Submitted to: Journal of Chromatography
Publication Type: Peer Reviewed Journal
Publication Acceptance Date: 4/22/1997
Publication Date: N/A
Citation: N/A

Interpretive Summary: Antioxidants are useful agricultural products and exist in nature as complex mixtures. Because of the lack of suitable analytical methods for antioxidant assays, good analytical techniques are needed to assess the vitamin-like substances in vegetable oils. A new analytical method has been developed. Antioxidant contents of genetically modified vegetable oils were determined and their compositions were compared among different varieties of oilseeds.
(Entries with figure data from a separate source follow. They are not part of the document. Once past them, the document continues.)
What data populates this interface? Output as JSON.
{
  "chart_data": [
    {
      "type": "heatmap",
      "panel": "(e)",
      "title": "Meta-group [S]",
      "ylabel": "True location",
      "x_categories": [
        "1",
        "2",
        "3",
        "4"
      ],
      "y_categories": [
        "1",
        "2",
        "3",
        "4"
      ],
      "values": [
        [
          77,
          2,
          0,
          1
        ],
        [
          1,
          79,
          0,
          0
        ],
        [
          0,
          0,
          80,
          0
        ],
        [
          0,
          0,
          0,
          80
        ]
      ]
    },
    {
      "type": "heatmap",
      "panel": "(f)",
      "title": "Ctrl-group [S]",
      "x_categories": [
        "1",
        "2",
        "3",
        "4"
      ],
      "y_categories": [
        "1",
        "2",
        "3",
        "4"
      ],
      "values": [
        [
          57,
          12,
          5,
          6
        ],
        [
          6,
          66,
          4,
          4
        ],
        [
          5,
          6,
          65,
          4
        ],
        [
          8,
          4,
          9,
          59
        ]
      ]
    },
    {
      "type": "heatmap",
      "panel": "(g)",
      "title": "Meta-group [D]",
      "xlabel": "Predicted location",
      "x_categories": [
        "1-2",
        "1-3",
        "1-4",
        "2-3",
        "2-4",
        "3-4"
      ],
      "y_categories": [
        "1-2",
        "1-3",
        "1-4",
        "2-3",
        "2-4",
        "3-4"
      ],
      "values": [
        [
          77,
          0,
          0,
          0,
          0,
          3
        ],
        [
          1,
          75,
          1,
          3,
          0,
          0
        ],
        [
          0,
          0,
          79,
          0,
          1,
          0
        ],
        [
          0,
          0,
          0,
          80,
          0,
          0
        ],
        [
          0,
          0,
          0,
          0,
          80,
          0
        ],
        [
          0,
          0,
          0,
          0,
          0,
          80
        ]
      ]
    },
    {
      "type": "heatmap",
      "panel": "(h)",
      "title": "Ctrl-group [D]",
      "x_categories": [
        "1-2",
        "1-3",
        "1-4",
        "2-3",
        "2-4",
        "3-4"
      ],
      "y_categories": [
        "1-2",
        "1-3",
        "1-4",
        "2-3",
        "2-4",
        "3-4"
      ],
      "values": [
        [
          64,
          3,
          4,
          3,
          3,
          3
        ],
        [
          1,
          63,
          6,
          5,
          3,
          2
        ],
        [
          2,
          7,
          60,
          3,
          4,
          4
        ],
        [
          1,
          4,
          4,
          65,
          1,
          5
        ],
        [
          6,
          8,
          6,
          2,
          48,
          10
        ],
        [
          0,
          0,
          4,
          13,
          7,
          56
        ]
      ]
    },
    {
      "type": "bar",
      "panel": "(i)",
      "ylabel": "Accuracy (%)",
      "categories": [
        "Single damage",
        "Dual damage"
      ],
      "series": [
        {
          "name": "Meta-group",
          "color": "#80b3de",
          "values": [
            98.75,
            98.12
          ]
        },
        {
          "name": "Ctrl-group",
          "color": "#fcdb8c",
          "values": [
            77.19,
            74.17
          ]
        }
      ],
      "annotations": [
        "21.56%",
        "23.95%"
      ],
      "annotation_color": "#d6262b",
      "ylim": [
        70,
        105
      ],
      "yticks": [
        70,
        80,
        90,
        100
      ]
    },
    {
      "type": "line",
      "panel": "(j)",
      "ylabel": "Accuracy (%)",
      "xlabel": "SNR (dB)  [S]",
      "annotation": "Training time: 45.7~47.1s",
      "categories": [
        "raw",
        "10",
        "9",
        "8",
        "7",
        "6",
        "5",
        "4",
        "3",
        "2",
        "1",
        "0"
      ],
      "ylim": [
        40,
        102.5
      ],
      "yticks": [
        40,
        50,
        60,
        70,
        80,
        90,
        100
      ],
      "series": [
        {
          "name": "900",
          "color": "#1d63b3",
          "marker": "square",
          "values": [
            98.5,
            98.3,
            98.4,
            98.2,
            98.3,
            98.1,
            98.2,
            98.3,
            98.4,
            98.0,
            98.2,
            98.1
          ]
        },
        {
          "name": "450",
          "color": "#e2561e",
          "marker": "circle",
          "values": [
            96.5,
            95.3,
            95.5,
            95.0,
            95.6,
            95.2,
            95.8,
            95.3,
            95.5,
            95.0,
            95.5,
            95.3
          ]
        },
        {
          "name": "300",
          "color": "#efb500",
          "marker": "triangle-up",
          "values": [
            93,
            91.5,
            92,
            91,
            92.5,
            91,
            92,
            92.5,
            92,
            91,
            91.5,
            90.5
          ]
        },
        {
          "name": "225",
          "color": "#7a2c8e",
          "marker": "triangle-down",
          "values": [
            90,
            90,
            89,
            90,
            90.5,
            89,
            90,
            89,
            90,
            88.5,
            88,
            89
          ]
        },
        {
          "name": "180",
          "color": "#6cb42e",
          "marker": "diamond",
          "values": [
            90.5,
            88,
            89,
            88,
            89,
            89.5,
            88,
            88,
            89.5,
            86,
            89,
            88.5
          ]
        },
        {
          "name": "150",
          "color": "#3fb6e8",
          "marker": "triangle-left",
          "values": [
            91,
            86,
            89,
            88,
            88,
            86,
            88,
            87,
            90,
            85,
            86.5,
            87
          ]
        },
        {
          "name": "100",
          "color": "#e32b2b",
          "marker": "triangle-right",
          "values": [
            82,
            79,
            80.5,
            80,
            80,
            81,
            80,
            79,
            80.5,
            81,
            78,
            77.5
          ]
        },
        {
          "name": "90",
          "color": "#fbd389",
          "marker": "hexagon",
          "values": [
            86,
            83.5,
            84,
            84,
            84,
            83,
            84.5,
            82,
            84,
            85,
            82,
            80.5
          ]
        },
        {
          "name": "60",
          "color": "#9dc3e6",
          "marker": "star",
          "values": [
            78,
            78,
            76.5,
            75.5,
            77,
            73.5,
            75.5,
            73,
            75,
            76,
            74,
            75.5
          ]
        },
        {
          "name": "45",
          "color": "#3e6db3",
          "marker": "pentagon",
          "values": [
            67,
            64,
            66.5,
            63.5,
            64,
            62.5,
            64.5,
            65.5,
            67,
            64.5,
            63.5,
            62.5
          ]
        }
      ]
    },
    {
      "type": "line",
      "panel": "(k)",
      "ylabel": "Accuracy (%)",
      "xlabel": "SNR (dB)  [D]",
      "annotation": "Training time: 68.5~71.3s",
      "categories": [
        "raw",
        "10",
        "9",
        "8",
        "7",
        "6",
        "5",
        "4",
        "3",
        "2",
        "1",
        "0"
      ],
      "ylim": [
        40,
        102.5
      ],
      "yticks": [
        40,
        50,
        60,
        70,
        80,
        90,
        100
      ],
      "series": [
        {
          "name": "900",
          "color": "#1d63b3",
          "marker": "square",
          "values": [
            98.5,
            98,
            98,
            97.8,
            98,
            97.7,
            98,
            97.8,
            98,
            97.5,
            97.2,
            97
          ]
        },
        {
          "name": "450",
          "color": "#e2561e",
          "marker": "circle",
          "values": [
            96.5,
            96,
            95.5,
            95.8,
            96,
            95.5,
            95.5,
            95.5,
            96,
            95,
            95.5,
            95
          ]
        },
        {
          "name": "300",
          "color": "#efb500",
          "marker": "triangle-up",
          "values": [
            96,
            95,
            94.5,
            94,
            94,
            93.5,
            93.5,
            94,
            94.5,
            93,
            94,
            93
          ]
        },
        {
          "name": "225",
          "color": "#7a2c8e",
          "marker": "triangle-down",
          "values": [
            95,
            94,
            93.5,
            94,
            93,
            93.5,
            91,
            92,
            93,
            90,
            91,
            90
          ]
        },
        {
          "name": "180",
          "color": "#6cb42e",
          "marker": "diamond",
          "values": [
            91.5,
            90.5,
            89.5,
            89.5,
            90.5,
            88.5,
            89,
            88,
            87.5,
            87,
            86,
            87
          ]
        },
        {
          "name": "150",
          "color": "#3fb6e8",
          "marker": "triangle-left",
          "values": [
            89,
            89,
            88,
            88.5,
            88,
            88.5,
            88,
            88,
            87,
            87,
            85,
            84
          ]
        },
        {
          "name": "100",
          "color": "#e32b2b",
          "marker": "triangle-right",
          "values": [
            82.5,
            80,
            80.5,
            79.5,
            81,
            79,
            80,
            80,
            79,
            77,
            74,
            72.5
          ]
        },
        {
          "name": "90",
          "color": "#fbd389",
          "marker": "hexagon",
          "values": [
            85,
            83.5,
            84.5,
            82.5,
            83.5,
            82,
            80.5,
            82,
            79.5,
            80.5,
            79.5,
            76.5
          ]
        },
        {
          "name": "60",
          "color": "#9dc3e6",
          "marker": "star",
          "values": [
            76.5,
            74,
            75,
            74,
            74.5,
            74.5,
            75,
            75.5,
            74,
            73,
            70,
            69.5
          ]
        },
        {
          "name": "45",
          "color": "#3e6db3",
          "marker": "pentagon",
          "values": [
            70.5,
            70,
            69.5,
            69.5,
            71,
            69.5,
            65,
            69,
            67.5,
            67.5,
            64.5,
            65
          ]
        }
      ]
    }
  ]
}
The technique can be used by oilseed growers and food technologists for the evaluation of antioxidants in plants and foods. Oilseed researchers can use the analytical data to improve the quality and stability of vegetable oils by genetic modifications of oilseeds.
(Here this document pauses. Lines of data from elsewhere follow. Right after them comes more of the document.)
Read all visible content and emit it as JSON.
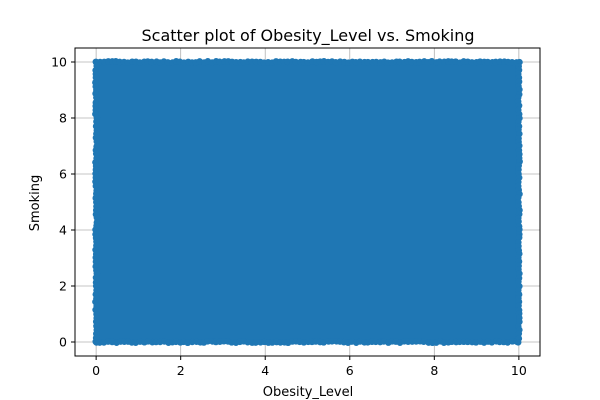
{
  "chart_data": {
    "type": "scatter",
    "title": "Scatter plot of Obesity_Level vs. Smoking",
    "xlabel": "Obesity_Level",
    "ylabel": "Smoking",
    "xlim": [
      -0.5,
      10.5
    ],
    "ylim": [
      -0.5,
      10.5
    ],
    "xticks": [
      0,
      2,
      4,
      6,
      8,
      10
    ],
    "yticks": [
      0,
      2,
      4,
      6,
      8,
      10
    ],
    "x_tick_labels": [
      "0",
      "2",
      "4",
      "6",
      "8",
      "10"
    ],
    "y_tick_labels": [
      "0",
      "2",
      "4",
      "6",
      "8",
      "10"
    ],
    "grid": true,
    "marker_color": "#1f77b4",
    "points_description": "dense uniform cloud covering x 0–10, y 0–10",
    "point_x_range": [
      0,
      10
    ],
    "point_y_range": [
      0,
      10
    ]
  }
}
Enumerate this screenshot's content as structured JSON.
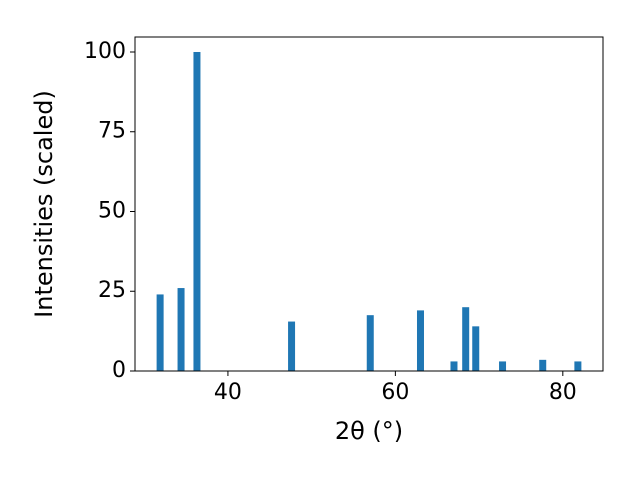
{
  "chart_data": {
    "type": "bar",
    "xlabel": "2θ (°)",
    "ylabel": "Intensities (scaled)",
    "x": [
      31.9,
      34.4,
      36.3,
      47.6,
      57.0,
      63.0,
      67.0,
      68.4,
      69.6,
      72.8,
      77.6,
      81.8
    ],
    "values": [
      24,
      26,
      100,
      15.5,
      17.5,
      19,
      3,
      20,
      14,
      3,
      3.5,
      3
    ],
    "color": "#1f77b4",
    "xlim": [
      28.9,
      84.8
    ],
    "ylim": [
      0,
      104.7
    ],
    "xticks": [
      40,
      60,
      80
    ],
    "yticks": [
      0,
      25,
      50,
      75,
      100
    ],
    "grid": false
  }
}
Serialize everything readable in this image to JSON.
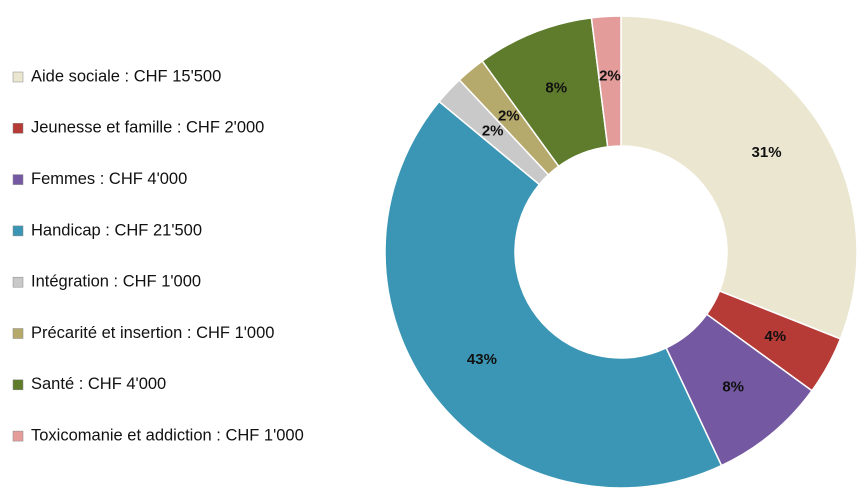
{
  "chart_data": {
    "type": "donut",
    "categories": [
      "Aide sociale : CHF 15'500",
      "Jeunesse et famille : CHF 2'000",
      "Femmes : CHF 4'000",
      "Handicap : CHF 21'500",
      "Intégration : CHF 1'000",
      "Précarité et insertion : CHF 1'000",
      "Santé : CHF 4'000",
      "Toxicomanie et addiction : CHF 1'000"
    ],
    "values": [
      31,
      4,
      8,
      43,
      2,
      2,
      8,
      2
    ],
    "value_labels": [
      "31%",
      "4%",
      "8%",
      "43%",
      "2%",
      "2%",
      "8%",
      "2%"
    ],
    "colors": [
      "#ebe6d0",
      "#b63a36",
      "#7558a2",
      "#3a96b4",
      "#c9c9c9",
      "#b6a96c",
      "#5e7c2c",
      "#e49c9b"
    ],
    "legend": "left"
  }
}
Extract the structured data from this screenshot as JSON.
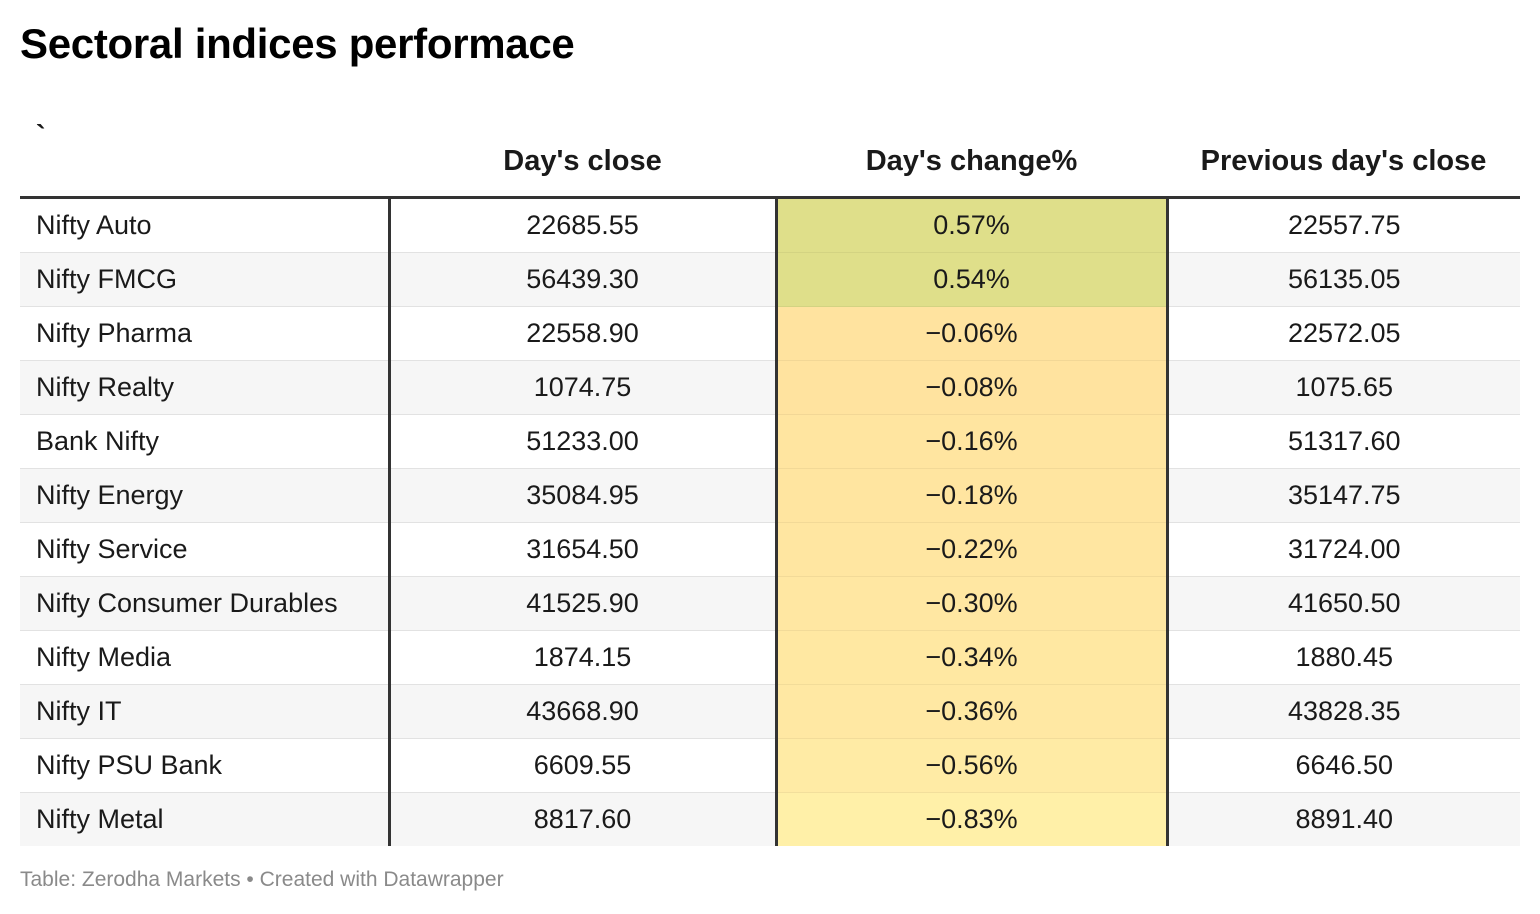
{
  "title": "Sectoral indices performace",
  "source": "Table: Zerodha Markets • Created with Datawrapper",
  "colors": {
    "positive_cell": "#dfdf8a",
    "negative_cell_light": "#fff0a8",
    "negative_cell_dark": "#ffe39f",
    "divider": "#333333"
  },
  "chart_data": {
    "type": "table",
    "columns": [
      "`",
      "Day's close",
      "Day's change%",
      "Previous day's close"
    ],
    "rows": [
      {
        "index": "Nifty Auto",
        "close": "22685.55",
        "change": "0.57%",
        "change_value": 0.57,
        "prev_close": "22557.75"
      },
      {
        "index": "Nifty FMCG",
        "close": "56439.30",
        "change": "0.54%",
        "change_value": 0.54,
        "prev_close": "56135.05"
      },
      {
        "index": "Nifty Pharma",
        "close": "22558.90",
        "change": "−0.06%",
        "change_value": -0.06,
        "prev_close": "22572.05"
      },
      {
        "index": "Nifty Realty",
        "close": "1074.75",
        "change": "−0.08%",
        "change_value": -0.08,
        "prev_close": "1075.65"
      },
      {
        "index": "Bank Nifty",
        "close": "51233.00",
        "change": "−0.16%",
        "change_value": -0.16,
        "prev_close": "51317.60"
      },
      {
        "index": "Nifty Energy",
        "close": "35084.95",
        "change": "−0.18%",
        "change_value": -0.18,
        "prev_close": "35147.75"
      },
      {
        "index": "Nifty Service",
        "close": "31654.50",
        "change": "−0.22%",
        "change_value": -0.22,
        "prev_close": "31724.00"
      },
      {
        "index": "Nifty Consumer Durables",
        "close": "41525.90",
        "change": "−0.30%",
        "change_value": -0.3,
        "prev_close": "41650.50"
      },
      {
        "index": "Nifty Media",
        "close": "1874.15",
        "change": "−0.34%",
        "change_value": -0.34,
        "prev_close": "1880.45"
      },
      {
        "index": "Nifty IT",
        "close": "43668.90",
        "change": "−0.36%",
        "change_value": -0.36,
        "prev_close": "43828.35"
      },
      {
        "index": "Nifty PSU Bank",
        "close": "6609.55",
        "change": "−0.56%",
        "change_value": -0.56,
        "prev_close": "6646.50"
      },
      {
        "index": "Nifty Metal",
        "close": "8817.60",
        "change": "−0.83%",
        "change_value": -0.83,
        "prev_close": "8891.40"
      }
    ]
  }
}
Technical Abstract: The retention behavior and separation characteristics of five natural antioxidants alpha-, Beta-, gamma-, delta-, and zeta-tocopherols and their acetyl derivatives were studied by reversed-phase high-performance liquid chromatography (HPLC) fluorescence detection. Investigated stationary phases included an octadecyl polyvinyl alcohol (ODPVA) column, several octadecylsilica (ODS) columns, and a pentafluorophenylsilica column. Mobile phases comprised methanol (or acetonitrile) and water at variable proportions. Separation factors for Beta- and gamma-tocopherol isomers and capacity factors of the five tocopherols were determined under various conditions. The Beta- and gamma-tocopherols were separable on ODPVA but not on ODS. However, the Beta-gamma pair was resolved with the latter column only as their ester derivatives. HPLC with mobile phases containing alkanols with carbon atoms greater than two favored the separation of the Beta-gamma pair on ODS and yielded results diametrically different but complementary with those obtained with the ODPVA phase. The combined effects of mobile phases, stationary phases and antioxidant structures on component separations were delineated.